Kuwait voters say hot weather, fasting won''t stop them from balloting
A number of voters said Saturday hot weather temperature coinciding with Muslims' fasting month of Ramadhan would not stop them from heading to ballot stations to elect their candidates.
The voters, in separate statements to KUNA, said participating in National Assembly elections was a "national duty" on all voters.
Sadeq Dashti, a government employee who votes in the 3rd constituency, said participation in elections was important because they would restore trust of citizens in the essential legislative and supervisory role of the parliament.
He said he was taking part in elections for the 14th legislative term to contribute to the development of Kuwait through the election of the representative who would achieve national conciliation.
Bader Al-Zaid, a private sector employee, said the next parliament should be the house of achievements and development.
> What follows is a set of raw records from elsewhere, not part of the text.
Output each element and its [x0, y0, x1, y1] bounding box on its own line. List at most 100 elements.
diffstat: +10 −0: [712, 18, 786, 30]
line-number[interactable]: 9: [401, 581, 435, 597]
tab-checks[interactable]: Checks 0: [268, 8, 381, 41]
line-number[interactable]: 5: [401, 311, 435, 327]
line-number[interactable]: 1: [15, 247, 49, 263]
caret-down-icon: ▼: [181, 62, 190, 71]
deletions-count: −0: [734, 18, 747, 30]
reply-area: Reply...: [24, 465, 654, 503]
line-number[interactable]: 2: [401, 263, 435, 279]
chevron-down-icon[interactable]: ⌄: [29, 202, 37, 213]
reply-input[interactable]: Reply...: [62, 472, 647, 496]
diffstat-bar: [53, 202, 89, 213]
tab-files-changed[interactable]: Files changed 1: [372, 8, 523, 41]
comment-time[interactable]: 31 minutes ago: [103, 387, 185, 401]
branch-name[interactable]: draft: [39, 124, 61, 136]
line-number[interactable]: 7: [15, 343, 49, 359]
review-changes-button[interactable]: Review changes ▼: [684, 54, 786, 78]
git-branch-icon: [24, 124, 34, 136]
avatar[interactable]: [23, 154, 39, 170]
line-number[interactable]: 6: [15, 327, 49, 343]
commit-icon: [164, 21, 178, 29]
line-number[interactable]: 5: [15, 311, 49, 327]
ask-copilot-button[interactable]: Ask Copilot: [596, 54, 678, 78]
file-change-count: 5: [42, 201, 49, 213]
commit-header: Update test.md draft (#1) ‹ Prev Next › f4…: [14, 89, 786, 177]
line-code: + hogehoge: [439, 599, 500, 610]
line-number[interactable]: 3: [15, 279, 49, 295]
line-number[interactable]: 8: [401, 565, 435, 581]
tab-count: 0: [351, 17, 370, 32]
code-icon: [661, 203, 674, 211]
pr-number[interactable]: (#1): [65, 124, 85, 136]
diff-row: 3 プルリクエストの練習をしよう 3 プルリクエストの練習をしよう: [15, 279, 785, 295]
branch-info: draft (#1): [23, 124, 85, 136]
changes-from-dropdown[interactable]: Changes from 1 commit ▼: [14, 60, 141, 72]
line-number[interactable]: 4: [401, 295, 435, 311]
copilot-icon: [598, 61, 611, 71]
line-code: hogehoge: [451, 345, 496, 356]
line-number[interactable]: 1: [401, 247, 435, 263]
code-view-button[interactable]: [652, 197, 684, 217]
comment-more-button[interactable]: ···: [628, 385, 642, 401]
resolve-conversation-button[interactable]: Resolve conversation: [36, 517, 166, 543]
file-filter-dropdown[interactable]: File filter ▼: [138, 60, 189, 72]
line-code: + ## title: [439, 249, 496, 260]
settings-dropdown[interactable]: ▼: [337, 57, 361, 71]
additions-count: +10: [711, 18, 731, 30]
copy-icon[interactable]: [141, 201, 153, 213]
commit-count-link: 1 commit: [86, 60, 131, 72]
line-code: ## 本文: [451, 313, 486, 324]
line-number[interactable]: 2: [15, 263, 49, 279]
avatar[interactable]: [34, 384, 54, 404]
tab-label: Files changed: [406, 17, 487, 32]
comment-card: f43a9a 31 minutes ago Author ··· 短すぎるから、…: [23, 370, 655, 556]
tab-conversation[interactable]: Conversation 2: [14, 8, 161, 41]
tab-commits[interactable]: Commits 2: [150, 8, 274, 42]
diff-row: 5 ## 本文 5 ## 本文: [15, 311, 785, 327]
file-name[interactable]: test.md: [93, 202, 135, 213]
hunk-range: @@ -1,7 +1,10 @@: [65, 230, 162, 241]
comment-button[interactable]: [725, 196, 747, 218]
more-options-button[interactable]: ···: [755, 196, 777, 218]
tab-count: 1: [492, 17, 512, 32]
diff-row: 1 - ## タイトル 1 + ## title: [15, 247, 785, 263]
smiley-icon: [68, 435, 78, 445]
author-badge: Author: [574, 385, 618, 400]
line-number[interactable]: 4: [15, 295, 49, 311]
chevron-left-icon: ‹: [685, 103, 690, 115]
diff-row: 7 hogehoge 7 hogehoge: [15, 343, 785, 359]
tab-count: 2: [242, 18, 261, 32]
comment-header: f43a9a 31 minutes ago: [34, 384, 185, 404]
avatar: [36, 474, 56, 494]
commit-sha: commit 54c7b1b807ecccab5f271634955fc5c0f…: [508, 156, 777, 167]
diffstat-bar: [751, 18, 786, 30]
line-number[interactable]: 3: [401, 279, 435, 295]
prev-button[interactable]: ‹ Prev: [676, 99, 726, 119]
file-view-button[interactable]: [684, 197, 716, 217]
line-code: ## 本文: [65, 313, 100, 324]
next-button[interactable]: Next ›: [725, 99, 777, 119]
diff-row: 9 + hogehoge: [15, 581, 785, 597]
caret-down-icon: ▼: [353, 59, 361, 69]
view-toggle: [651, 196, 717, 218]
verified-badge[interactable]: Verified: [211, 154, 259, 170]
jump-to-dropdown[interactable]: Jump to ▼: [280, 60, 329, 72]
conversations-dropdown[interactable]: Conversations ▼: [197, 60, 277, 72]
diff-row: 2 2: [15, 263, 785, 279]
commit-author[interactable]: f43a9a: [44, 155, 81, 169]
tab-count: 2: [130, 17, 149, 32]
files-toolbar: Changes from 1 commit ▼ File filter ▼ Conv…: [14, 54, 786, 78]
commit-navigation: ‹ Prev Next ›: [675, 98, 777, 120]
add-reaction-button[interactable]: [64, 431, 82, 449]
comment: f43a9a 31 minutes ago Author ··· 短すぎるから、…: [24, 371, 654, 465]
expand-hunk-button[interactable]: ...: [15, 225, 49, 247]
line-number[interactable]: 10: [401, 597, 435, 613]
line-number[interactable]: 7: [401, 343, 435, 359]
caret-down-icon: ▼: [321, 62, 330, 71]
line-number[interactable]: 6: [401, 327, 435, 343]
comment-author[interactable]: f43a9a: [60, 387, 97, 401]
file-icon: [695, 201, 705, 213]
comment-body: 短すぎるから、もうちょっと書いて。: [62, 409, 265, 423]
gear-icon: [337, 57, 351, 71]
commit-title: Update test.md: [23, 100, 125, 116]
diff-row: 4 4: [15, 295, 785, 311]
He wished future elections would not be held during summer especially during Ramadhan, where weather temperature could reach as high as 50 degrees.
Fatma Essa Abdullah, a mother, said she came to the ballot center to elect who she considered as the suitable candidate.
Zaina Abdullah Mohammad, a teacher, said voting was a "national duty and a constitutional right" for citizens.
Areej Jassem Mohammad, a female engineer in the public works ministry, said "we have a duty to preserve Kuwait and its security and work on its development by using our right to elect whoever we see suitable." Sabah Al-Shimmiri, a male retiree, said participation of voters reflected their desire to safeguard constitutional and democratic merits.
He said electing suitable candidates would create a solid parliament that would lead the march of reform.
Al-Shimmiri called for the improvement of the electoral process in order to facilitate voting.
Saud Al-Jaber, an accountant, said voters needed a true democracy which mean their participation in decision making and questioning their representatives.